For healthcare, Ogilvy has removed the Feinstein Kean Healthcare brand name and rolled the unit under the Ogilvy umbrella. Staffers at Feinstein Kean's Cambridge, Massachusetts, and Washington, D.C., offices will continue to work within the practice and partner with their clients, according to Kate Cronin, leader of Ogilvy's U.S.-based health and wellness arm. However, Ogilvy Commonhealth operates within the firm's holding company, WPP, but it is not part of Ogilvy and not included in the overhaul.


Ogilvy CEO John Seifert also said the network is planning to increase the number of women in partner roles to 50% over the next 24 months, up from its current 36%.

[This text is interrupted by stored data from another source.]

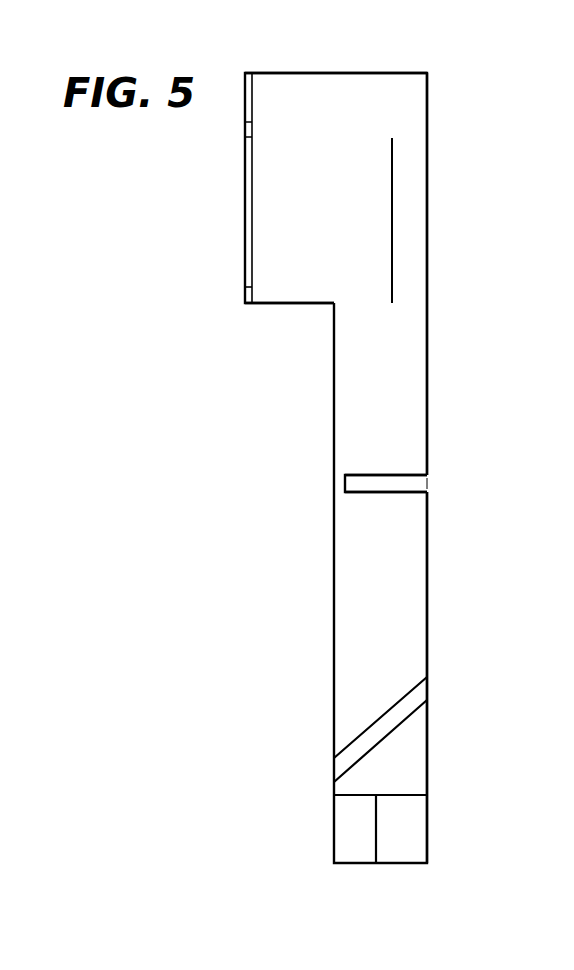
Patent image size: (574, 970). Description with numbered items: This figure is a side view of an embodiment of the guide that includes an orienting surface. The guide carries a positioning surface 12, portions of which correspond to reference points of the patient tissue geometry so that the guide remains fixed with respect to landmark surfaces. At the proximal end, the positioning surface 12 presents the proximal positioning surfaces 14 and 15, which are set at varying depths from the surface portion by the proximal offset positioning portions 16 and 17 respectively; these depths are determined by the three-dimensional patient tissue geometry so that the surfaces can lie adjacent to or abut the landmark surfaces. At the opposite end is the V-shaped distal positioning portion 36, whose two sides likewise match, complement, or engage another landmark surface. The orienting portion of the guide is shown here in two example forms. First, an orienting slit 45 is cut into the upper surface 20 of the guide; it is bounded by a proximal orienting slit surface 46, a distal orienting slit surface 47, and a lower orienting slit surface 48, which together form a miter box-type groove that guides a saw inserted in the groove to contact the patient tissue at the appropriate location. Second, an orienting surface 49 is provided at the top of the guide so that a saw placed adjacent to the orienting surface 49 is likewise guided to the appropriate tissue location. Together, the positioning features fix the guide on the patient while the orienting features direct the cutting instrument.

The positioning surface 12 is at (288, 567).
The proximal positioning surface 14 is at (245, 242).
The proximal positioning surface 15 is at (245, 175).
The proximal offset positioning portion 16 is at (268, 304).
The proximal offset positioning portion 17 is at (245, 304).
The upper surface 20 is at (427, 258).
The distal positioning portion 36 is at (350, 864).
The orienting slit 45 is at (428, 482).
The proximal orienting slit surface 46 is at (387, 475).
The distal orienting slit surface 47 is at (397, 492).
The lower orienting slit surface 48 is at (345, 487).
The orienting surface 49 is at (355, 73).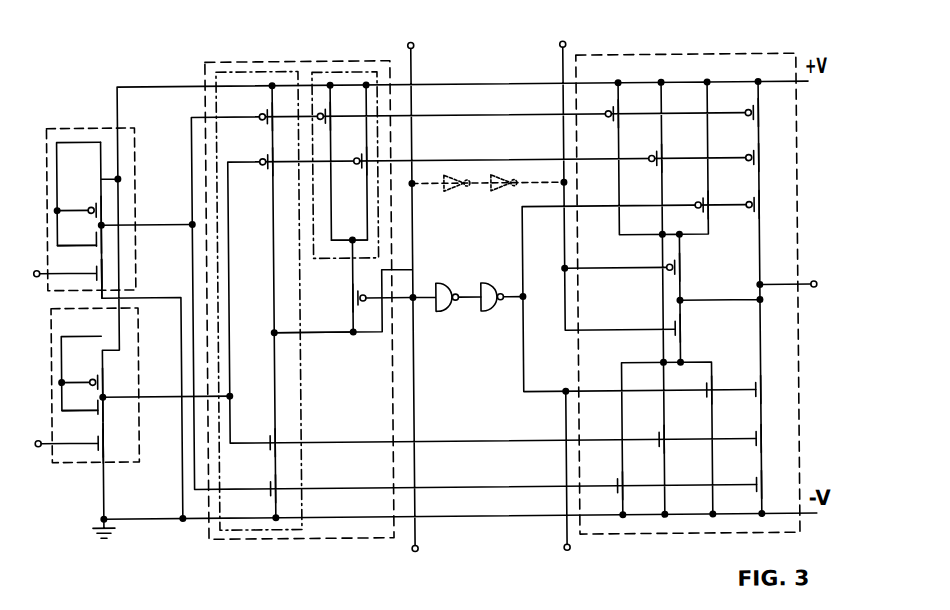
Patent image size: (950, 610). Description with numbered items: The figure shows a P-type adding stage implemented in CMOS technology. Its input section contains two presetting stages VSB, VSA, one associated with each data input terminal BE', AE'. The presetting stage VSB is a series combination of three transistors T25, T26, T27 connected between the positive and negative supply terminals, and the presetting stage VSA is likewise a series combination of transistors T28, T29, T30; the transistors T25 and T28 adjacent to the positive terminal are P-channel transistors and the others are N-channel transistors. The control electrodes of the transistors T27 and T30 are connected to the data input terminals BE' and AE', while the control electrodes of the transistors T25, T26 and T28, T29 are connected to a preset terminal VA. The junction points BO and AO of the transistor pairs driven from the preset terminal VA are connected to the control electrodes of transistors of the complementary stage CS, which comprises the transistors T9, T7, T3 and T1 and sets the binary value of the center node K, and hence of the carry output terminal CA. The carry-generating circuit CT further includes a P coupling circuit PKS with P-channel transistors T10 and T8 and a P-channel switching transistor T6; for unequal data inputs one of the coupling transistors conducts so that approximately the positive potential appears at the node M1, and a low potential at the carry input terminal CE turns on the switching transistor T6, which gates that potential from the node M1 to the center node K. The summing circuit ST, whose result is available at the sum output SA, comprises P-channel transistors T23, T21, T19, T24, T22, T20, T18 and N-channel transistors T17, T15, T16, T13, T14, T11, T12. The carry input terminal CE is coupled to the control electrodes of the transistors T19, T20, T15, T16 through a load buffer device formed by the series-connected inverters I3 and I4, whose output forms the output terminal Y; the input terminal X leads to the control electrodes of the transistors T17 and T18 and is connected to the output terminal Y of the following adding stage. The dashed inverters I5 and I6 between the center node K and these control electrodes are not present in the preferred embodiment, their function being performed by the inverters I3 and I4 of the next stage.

One primary benefit of the overhaul is increased flexibility, Cronin added. Various healthcare and medical sectors, such as pharma, payers, providers, and biotech, each come with their own marketing challenges. The streamlining allows Ogilvy to approach tasks using a suite of “crafts,” including creative, strategy, delivery, client service, data, finance, technology, talent, business development, marketing and communications, administrative, and production.


“We're able to be much more nimble and streamlined in terms of how we're helping to solve our clients' problems,” Cronin said. “It's less dealing with silos, and more innovative in how we're approaching our client's problems.”


Cronin declined to go into specifics, but said Ogilvy works with a broad range of clients from consumer health brands —including over-the-counter pain and cold medications— to hospitals, payers, and companies developing emerging therapies.


“We have some folks who are very, very deep in the science, and then we have folks who are really focused on the consumer and OTC medications,” she said. “We don't have barriers within our organization for creating these kind of unique, bespoke teams for client problems.”